Ini sesungguhnya menjadi bukti bahwa Islam adalah agama yang sangat menjaga jiwa manusia. Dan Allah Sunhanahu wa Ta 'ala merupakan Tuhan Yang Maha Penyayang, Yang sangat menginginkan kemudahan bagi hambanya. Ia tidak membebani hamba kecuali sesuai kemampuan si hamba itu saja. Sebagaimana FirmanNya:
يُرِيدُ اللَّهُ بِكُمُ الْيُسْرَ وَلَا يُرِيدُ بِكُمُ الْعُسْرَ
“Allah menghendaki kemudahan bagimu, dan tidak menghendaki kesukaran bagimu.” (QS. Al Baqarah: 185).
Dan dalam ayat yang lain:
لَا يُكَلِّفُ اللَّهُ نَفْسًا إِلَّا وُسْعَهَا
“Allah tidak membebani seseorang melainkan sesuai dengan kesanggupannya” (QS. Al-Baqarah: 286).

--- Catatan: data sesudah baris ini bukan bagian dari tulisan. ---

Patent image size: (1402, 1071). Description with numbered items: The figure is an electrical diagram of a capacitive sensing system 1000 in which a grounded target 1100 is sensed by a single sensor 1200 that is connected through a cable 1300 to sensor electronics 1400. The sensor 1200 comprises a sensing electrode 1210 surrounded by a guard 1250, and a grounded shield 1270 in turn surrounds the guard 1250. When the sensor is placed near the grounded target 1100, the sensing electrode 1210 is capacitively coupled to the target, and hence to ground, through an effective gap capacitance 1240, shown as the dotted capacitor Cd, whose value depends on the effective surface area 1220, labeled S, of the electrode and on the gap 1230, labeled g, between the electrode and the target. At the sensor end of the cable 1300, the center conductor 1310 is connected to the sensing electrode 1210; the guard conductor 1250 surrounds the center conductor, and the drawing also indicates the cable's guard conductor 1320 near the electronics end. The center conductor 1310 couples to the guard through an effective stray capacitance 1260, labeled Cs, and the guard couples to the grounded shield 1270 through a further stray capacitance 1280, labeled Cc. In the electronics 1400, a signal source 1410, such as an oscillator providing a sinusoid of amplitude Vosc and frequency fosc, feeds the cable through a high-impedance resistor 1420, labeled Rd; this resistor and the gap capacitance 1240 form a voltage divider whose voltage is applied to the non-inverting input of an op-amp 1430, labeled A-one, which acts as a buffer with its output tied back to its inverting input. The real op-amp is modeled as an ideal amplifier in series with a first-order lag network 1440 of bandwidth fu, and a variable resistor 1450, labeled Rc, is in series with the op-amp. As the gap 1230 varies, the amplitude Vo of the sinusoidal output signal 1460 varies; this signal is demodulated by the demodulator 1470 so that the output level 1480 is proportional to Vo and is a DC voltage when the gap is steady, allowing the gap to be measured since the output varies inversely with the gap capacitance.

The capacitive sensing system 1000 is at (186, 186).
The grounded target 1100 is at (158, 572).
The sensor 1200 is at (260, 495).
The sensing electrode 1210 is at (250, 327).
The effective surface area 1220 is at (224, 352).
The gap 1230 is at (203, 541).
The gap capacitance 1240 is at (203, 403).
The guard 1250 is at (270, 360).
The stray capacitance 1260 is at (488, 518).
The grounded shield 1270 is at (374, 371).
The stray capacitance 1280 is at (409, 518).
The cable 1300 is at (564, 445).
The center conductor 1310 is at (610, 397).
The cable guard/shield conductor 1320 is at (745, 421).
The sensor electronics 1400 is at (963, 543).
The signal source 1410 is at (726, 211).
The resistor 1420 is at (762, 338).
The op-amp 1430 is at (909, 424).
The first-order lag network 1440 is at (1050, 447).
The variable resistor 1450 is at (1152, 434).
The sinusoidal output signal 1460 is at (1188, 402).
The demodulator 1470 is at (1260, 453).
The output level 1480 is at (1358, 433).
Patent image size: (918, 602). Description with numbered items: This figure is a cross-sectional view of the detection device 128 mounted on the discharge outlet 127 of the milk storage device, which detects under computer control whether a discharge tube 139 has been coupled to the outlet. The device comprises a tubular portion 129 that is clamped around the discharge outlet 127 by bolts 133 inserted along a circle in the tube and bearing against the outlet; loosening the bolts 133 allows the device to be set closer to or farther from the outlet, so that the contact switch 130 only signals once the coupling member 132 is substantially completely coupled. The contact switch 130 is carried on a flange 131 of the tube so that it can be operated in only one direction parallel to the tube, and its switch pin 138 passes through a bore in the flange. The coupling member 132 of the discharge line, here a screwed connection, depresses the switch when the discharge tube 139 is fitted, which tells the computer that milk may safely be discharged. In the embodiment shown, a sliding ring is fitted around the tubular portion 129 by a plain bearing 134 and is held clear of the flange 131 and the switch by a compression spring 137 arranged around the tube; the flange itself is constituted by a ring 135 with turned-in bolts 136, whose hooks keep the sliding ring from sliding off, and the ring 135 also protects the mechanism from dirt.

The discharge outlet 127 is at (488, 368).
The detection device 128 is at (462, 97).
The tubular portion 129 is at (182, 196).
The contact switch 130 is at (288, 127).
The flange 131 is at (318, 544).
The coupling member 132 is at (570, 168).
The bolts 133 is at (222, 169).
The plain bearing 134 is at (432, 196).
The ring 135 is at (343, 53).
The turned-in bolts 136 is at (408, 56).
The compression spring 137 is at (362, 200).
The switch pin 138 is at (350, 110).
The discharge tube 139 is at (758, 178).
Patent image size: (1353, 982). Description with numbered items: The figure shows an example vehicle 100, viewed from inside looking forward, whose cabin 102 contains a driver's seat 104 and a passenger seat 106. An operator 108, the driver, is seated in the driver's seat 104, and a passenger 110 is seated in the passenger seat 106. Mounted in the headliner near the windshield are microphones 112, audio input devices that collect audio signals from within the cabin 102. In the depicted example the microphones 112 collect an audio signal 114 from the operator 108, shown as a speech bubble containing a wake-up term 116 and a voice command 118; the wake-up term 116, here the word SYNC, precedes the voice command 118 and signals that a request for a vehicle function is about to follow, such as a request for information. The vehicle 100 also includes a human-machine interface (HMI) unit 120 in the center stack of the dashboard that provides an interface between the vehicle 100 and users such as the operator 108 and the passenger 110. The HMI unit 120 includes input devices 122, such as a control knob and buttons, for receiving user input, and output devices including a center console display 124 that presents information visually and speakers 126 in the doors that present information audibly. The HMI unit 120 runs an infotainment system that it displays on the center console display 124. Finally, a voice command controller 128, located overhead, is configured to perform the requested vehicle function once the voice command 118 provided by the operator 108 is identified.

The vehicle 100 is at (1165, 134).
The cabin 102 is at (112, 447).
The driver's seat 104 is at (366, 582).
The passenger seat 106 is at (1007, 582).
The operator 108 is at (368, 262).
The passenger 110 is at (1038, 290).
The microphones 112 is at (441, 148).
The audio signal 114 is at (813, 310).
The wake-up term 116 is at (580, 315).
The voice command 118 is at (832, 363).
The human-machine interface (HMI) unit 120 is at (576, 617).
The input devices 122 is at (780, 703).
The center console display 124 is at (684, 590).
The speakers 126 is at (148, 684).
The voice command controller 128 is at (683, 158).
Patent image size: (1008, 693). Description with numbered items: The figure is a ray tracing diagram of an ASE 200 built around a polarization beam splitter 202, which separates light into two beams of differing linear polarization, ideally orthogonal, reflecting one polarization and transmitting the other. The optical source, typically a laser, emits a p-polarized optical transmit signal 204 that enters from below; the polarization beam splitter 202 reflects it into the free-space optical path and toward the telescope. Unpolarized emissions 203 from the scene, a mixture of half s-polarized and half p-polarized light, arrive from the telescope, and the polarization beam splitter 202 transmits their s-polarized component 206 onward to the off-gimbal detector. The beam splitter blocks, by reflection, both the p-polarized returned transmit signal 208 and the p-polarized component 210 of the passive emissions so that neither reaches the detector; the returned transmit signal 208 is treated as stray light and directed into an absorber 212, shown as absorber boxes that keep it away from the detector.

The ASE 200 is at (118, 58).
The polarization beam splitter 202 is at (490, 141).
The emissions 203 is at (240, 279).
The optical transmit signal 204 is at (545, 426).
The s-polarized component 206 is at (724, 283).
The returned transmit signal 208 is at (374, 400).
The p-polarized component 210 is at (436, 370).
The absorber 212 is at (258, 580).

Saudaraku, saat Allah sudah memberikan rukhshah (keringanan) maka alangkah baiknya bila kita menyambut keringanan itu sebagai tanda syukur dan pengabdian kita kepadaNya. Jangan kita menjadi sombong dan merasa mampu sehingga meremehkan Kemurahan Allah. Nabi Muhammad Shallallahu ‘alaihi wa sallam bersabda:
إِنَّ اللَّهَ يُحِبُّ أَنْ تُؤْتِى رُخْصَهُ كَمَا يَكْرَهُ أَنْ تُؤْتِى مَعْصِيَتَهُ
“Sesungguhnya Allah menyukai didatanginya rukhsah (keringanan) yang diberikan, sebagaimana Dia membenci orang yang melakukan maksiat” (HR. Ahmad, dan Ibnu Hibban dari Ibnu Umar dengan sanadnya yang Shahih).
Jadi jangan kita menyangka Allah suka dengan orang-orang nekat, yang beribadah hanya dengan modal semangat dan menyepelekan fasilitas keringanan yang Dia berikan. Lebih beriman mana antara kita dengan Rasul dan para sahabat beliau? Sedang mereka saja begitu senang menyambut rukhshoh (keringanan) yang Allah berikan.
Allah Ta’ala berfirman,
وَمَا جَعَلَ عَلَيْكُمْ فِي الدِّينِ مِنْ حَرَجٍ
“Dan Dia sekali-kali tidak menjadikan untuk kamu dalam agama ini suatu kesulitan/keberatan” (QS. Al-Hajj: 78).
Sungguh begitu indahnya agama ini, betapa Maha Penyayangnya Allah Subhanahu wa Ta'ala, dan begitu bijaksananya Nabi Muhammad Shalallahu 'alaihi wa salam. Hanya terkadang hawa nafsu manusia dan semangat beragama yang ghuluw (berlebihan) menyebabkan si manusia tersebut kebablasan hingga menjadi keluar jalur.
Semoga Allah Sunhanahu wa Ta'ala selalu menuntun langkah kita, sehingga kita senantiasa berada dalam ajaran NabiNya yang mulia dan istiqomah hingga khir hayat kita. Aamiin yaa Robbal 'aalamiin.